Blog d'actualité politique

Déclaration du MDS (Algérie)

Publié le 9 Octobre 2009 par MDS in Maghreb-Machrek


Célébrons le 5 octobre 1988, rappelons l’exigence de rupture

Dans une situation internationale marquée par les tensions autour du nucléaire iranien et une grave crise économique malgré laquelle les dirigeants du G20 n’ont  pas réussi à s’entendre sur toutes les mesures devant permettre de réduire les risques liés à la financiarisation de l’économie mondiale, le pouvoir algérien se sent conforté dans son refus de renoncer à son orientation despotique néolibérale.  Après avoir reconnu que la situation s’est aggravée et que la crise mondiale a fini par nous atteindre, Bouteflika persiste à s’octroyer des satisfecit, et les auditions de ministres ont  juste été l’occasion de se déresponsabiliser au détriment d’un gouvernement qui n’irait pas suffisamment vite. L’autoritarisme de Bouteflika, loin de permettre le redressement de l’Etat en accélère la déliquescence. Le conflit qui règne dans la police illustre cette évolution. Les scandales qui frappent différentes personnalités du système donnent la mesure de la corruption qui gangrène le pays. Cependant aucun des concernés n’apporte de démenti, laissant planer le soupçon que les révélations entrent dans un cadre de luttes d’appareils et que tous se sentent convaincus d’impunité. Déjà Ksentini parle d’amnistie générale inévitable et les terroristes font monter les enchères. Le pays est soumis à la loi de la jungle. Les violations répétées de la Constitution et des lois de la république par Bouteflika auraient du entraîner à le traduire devant une juridiction constitutionnelle. Il est donc dérisoire de vouloir enregistrer, contre lui, une simple plainte devant les tribunaux, si ce n’est pour entrer dans le jeu des luttes d’appareils.  

Alors que dans les partis on se dispute l’investiture pour le Sénat, le peuple est fatigué. Le ramadhan a épuisé ses ressources physiques et financières, mais pas sa colère.
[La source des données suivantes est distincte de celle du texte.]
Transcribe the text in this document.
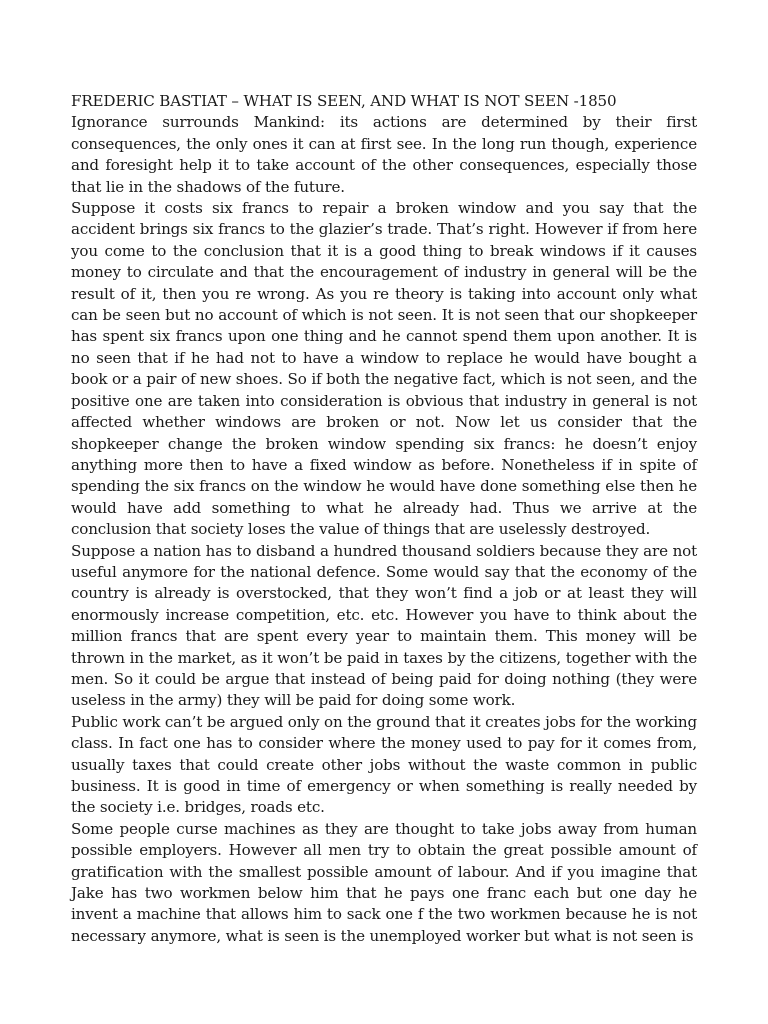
FREDERIC BASTIAT – WHAT IS SEEN, AND WHAT IS NOT SEEN -1850

Ignorance surrounds Mankind: its actions are determined by their first consequences, the only ones it can at first see. In the long run though, experience and foresight help it to take account of the other consequences, especially those that lie in the shadows of the future.

Suppose it costs six francs to repair a broken window and you say that the accident brings six francs to the glazier’s trade. That’s right. However if from here you come to the conclusion that it is a good thing to break windows if it causes money to circulate and that the encouragement of industry in general will be the result of it, then you re wrong. As you re theory is taking into account only what can be seen but no account of which is not seen. It is not seen that our shopkeeper has spent six francs upon one thing and he cannot spend them upon another. It is no seen that if he had not to have a window to replace he would have bought a book or a pair of new shoes. So if both the negative fact, which is not seen, and the positive one are taken into consideration is obvious that industry in general is not affected whether windows are broken or not. Now let us consider that the shopkeeper change the broken window spending six francs: he doesn’t enjoy anything more then to have a fixed window as before. Nonetheless if in spite of spending the six francs on the window he would have done something else then he would have add something to what he already had. Thus we arrive at the conclusion that society loses the value of things that are uselessly destroyed.

Suppose a nation has to disband a hundred thousand soldiers because they are not useful anymore for the national defence. Some would say that the economy of the country is already is overstocked, that they won’t find a job or at least they will enormously increase competition, etc. etc. However you have to think about the million francs that are spent every year to maintain them. This money will be thrown in the market, as it won’t be paid in taxes by the citizens, together with the men. So it could be argue that instead of being paid for doing nothing (they were useless in the army) they will be paid for doing some work.

Public work can’t be argued only on the ground that it creates jobs for the working class. In fact one has to consider where the money used to pay for it comes from, usually taxes that could create other jobs without the waste common in public business. It is good in time of emergency or when something is really needed by the society i.e. bridges, roads etc.

Some people curse machines as they are thought to take jobs away from human possible employers. However all men try to obtain the great possible amount of gratification with the smallest possible amount of labour. And if you imagine that Jake has two workmen below him that he pays one franc each but one day he invent a machine that allows him to sack one f the two workmen because he is not necessary anymore, what is seen is the unemployed worker but what is not seen is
Les conséquences des intempéries sont venues alimenter les raisons de dénoncer le pouvoir tandis que la question du logement enflamme des citoyens dans les wilayas de Skikda et de Tizi-Ouzou. La société sait, avec l’expérience du couffin du ramadhan, qu’en cette rentrée sociale, la prime scolaire ne parviendra pas à tous ceux pour qui elle est une nécessité. La façon triomphale dont a été annoncé le budget de l’éducation cache l’absence de réforme qui offrirait aux écoliers un enseignement leur permettant d’assurer leur avenir. Les classes restent en sureffectifs tandis qu’on observe une pénurie de tabliers à cause d’une mesure bureaucratique. Le boycott de la rentrée scolaire et les grèves annoncées autour des salaires traduisent le marasme du secteur. En vérité, tous les travailleurs sont en droit de demander le rattrapage des salaires et d’exiger que les augmentations ne se traduisent pas par une hausse de l’inflation. Ce n’est pas dans la tripartite, à laquelle les syndicats autonomes ne sont pas conviés, qu’ils se feront entendre, mais sur le front des luttes. Ils doivent être soutenus, notamment, par les associations de consommateurs qui peuvent aider à faire face au véritable sabotage auquel se livrent les spéculateurs alors que durant le ramadhan l’Etat a démontré son manque de volonté politique à maitriser des augmentations incendiaires.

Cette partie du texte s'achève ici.